Вынужденно объясняю:
– Пока нет. Вскоре снова поеду в Москву, на последнюю операцию.
Подходит ближе Валя Миронова:
– Видишь Саша, сколько нас осталось от прежнего класса. После восьмого, многие ушли учиться в техникумы и ПТУ, а такие как Крошенинников и Вовка Боровков просто бросили школу. Их уже не исправишь. Вера, теперь наш комсорг, а я от нашей школы представитель в городском комсомольском штабе «Искра». Выздоравливай и возвращайся!
Ребята по очереди, как и предполагал, приветствуют осторожно, будто я хрустальный и могу рассыпаться на осколки. Прощаюсь, но Вера останавливает:
– Не уходи, сейчас мы все вместе сфотографируемся. Ты был, есть и будешь в нашем «10 А».
На общей с классом фотографии стою с растрепанными волосами крайний справа…
После посещения школы, пришел домой в расстроенных чувствах. Сажусь за стол, пишу в Москву очередное письмо:
«Здравствуйте дорогой Александр Анатольевич. Наступила осень. Не могу дождаться от Вас обещанного приглашения на заключительную операцию, общее состояние мое, улучшилось. Ежедневно занимаюсь физкультурой, в основном бегом. За лето поправился, и мой вес составляет 52 кг. Понимаю Вашу занятость, но поймите и меня. Сегодня проводил своих бывших одноклассников в 10 класс, а я со своей цекостомой сижу дома и жду вызова. Всем медработникам вашего отделения с мамой желаем здоровья и благополучия. До скорой встречи! С Уважением! Уланов Саша
1.09.1970 год.
14 сентября 1970 год.
Вчера так и не дождавшись от Александра Анатольевича ответа, решительно заявил маме:
– Поеду! Нет сил ждать!
– Когда? Мне же надо отпуск без содержания оформить на работе.

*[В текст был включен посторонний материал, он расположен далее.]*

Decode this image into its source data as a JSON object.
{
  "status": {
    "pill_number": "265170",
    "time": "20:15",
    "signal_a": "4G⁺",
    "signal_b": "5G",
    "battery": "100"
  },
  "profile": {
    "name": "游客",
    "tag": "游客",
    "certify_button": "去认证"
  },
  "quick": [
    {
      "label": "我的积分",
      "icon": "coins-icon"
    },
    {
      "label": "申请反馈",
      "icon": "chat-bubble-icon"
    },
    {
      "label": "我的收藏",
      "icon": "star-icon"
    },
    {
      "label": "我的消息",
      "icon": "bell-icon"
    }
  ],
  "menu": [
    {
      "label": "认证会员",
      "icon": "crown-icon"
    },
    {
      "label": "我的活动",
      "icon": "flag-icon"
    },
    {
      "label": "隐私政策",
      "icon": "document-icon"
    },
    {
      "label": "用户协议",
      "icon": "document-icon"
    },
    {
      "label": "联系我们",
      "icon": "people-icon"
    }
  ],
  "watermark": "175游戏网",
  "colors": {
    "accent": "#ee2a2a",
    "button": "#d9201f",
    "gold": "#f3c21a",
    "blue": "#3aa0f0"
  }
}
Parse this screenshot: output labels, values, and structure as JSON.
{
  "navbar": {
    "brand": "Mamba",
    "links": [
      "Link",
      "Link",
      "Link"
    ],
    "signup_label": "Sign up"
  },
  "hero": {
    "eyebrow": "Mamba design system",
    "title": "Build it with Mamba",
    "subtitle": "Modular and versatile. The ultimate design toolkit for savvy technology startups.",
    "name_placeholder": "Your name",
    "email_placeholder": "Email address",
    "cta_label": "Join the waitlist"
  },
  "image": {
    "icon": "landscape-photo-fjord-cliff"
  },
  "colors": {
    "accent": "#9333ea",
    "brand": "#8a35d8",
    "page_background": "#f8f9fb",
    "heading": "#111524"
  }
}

– Сегодня! Один поеду. Перед операцией тебя вызову – сама знаешь, там еще долго обследовать будут.
– Поезжай, дорогу у людей спросишь – не заблудишься, «Язык до Киева доведет».
– Найду, не маленький.
Родителис вокзала вечером, проводили в Москву…
Ранее утро. Стою с небольшой хозяйственной сумкой на перроне Казанского вокзала. Растерян. Немного постояв, решаю идти вслед за пассажирами, вышедшими с нашего поезда. Озираясь по сторонам, разглядываю огромный похожий на дворец зал ожидания, затем выхожу из парадных дверей на шумную площадь, по которой мчатся машины. Сориентировавшись в пространстве, решаю идти в сторону высотного здания, отражающее своей белизной лучи восходящего над Москвой солнца. Смотрю налево, затем направо и пока нет машин, быстрым шагом иду через площадь. Трель свистка – невдалеке стоит в милицейской форме регулировщик и полосатым жезлом подзывает к себе:
– Тебе что, жить надоело?
Покорно подхожу.
– Товарищ милиционер, мне нужно пройти к институту «Склифосовского» – показываю рукой на «высотку»: – Он в той стороне находится.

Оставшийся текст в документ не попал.